The West Yorkshire VRP conducted research to understand how social media use relates to violence and psychological harms among young people in West Yorkshire, and what the key opportunities for harm mitigation are.
The research found that more than 2/3 of young people who use social media view upsetting content on it. In addition, most young people experience poorer mental health as a result of distressing content on social media. Also, in some cases, harassment and abuse on social media can lead to low level violence and conflict, such a school fights and in rare cases is associated with serious violence.
The research recommended that trauma-informed education-based support is developed and co-designed with young people to ensure it meets their needs.
This research has been completed in partnership with the Centre of Criminal Justice, in 2021. Then independent consultancy Rocket Science in 2022.
- Ten Years Stalking in Kirklees
The West Yorkshire VRP is working with the University of Huddersfield on an action research project, which aims to establish a clearer picture of stalking in Kirklees.
It includes how West Yorkshire Police is currently policing stalking and identifying gaps in support for survivors, so they can get the protection and support they need, as early as possible to ensure their safety and reduce trauma.
The project specifically aims to:
- Set up a stalking research, prevention and practice hub linked to the Secure Societies Institute: this will be a forum through which practice and academic learning from the project will be shared across Kirklees, West Yorkshire and beyond.
- Review police data on stalking and investigative decision making in stalking.
- Identify current support for victims of stalking in Kirklees and reviewing best practice for stalking victims/survivors.
- Consult women who have been survivors/victims of stalking about their experiences of support and policing, get their views on improving support and criminal justice responses.
- Produce a code signed model for a stalking support provision, produced with victims of stalking, their advocates, domestic and sexual abuse services, women's and girls services and other organisations.
- Trauma Informed Education Settings Inspired
The aims of this study are two-fold: firstly, to evaluate the early outcomes of the pilot study known as, ‘The Innovation Project’, at Outwood Academy Hemsworth and secondly, to examine trauma informed programs in West Yorkshire schools and educational institutions that have committed to strengthening educational outcomes for vulnerable young people through attachment and trauma-informed methods. Furthermore, this research sets out to identify barriers and opportunities experienced in their implementation.
- Violence Against Women and Girls
Violence against women and girls (VAWG) cannot be underestimated, it is an inherent societal problem that takes many forms and has damaging consequences. Conviction rates for VAWG are poor and can deter women from reporting abuse. Victim withdrawal, due to distrust, and evidential difficulties contribute to low conviction rates. Women and girls can be victims, perpetrators, mothers, bystanders, and recruiters. Whilst this typology is not exhaustive, it aims to cover the key aspects of their involvement in violence. The roles of perpetrators, bystanders, and recruiters warrants further research, especially in a UK or West Yorkshire context.
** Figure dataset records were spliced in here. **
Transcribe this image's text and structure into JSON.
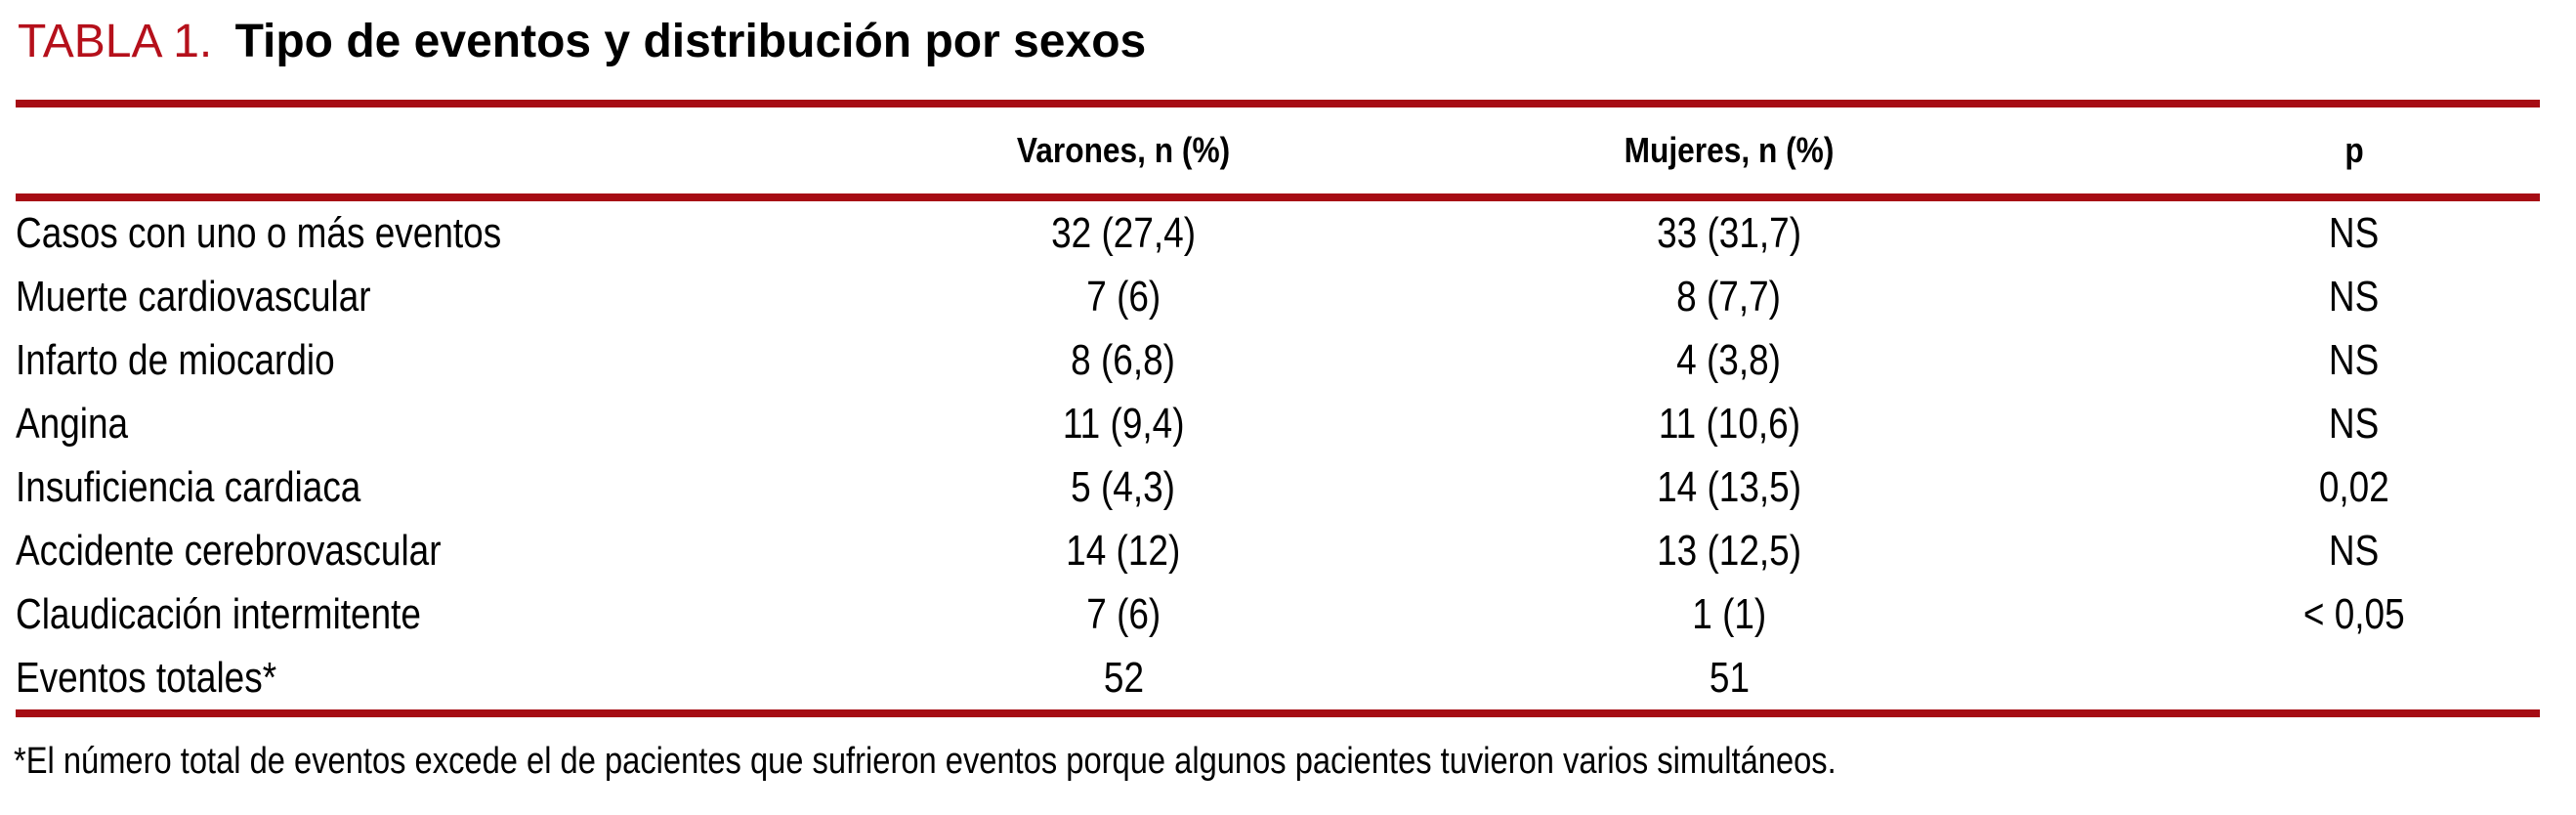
{
  "colors": {
    "title_red": "#b5101b",
    "rule_red": "#a60c14",
    "text": "#000000",
    "background": "#ffffff"
  },
  "header": {
    "label": "TABLA 1.",
    "title": "Tipo de eventos y distribución por sexos"
  },
  "columns": {
    "rowhead": "",
    "varones": "Varones, n (%)",
    "mujeres": "Mujeres, n (%)",
    "p": "p"
  },
  "rows": [
    {
      "label": "Casos con uno o más eventos",
      "varones": "32 (27,4)",
      "mujeres": "33 (31,7)",
      "p": "NS"
    },
    {
      "label": "Muerte cardiovascular",
      "varones": "7 (6)",
      "mujeres": "8 (7,7)",
      "p": "NS"
    },
    {
      "label": "Infarto de miocardio",
      "varones": "8 (6,8)",
      "mujeres": "4 (3,8)",
      "p": "NS"
    },
    {
      "label": "Angina",
      "varones": "11 (9,4)",
      "mujeres": "11 (10,6)",
      "p": "NS"
    },
    {
      "label": "Insuficiencia cardiaca",
      "varones": "5 (4,3)",
      "mujeres": "14 (13,5)",
      "p": "0,02"
    },
    {
      "label": "Accidente cerebrovascular",
      "varones": "14 (12)",
      "mujeres": "13 (12,5)",
      "p": "NS"
    },
    {
      "label": "Claudicación intermitente",
      "varones": "7 (6)",
      "mujeres": "1 (1)",
      "p": "< 0,05"
    },
    {
      "label": "Eventos totales*",
      "varones": "52",
      "mujeres": "51",
      "p": ""
    }
  ],
  "footnote": {
    "text": "*El número total de eventos excede el de pacientes que sufrieron eventos porque algunos pacientes tuvieron varios simultáneos."
  }
}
Trauma, school disengagement and addiction have been presented as risk factors for perpetration and victimisation. Age, ethnicity, religion, and identity have been acknowledged as key components to understanding the varying needs of women and girls. Engagement with women in our region is required to ensure the needs summarised from literature are accurate for West Yorkshire.
West Yorkshire’s diversity means a singular, universal approach to reducing the risk of VAWG cannot be adopted. In response to this, a long-term public health approach, which tackles the deep rooted and engrained social, health and economic problems facing women and girls is the best chance to addressing VAWG.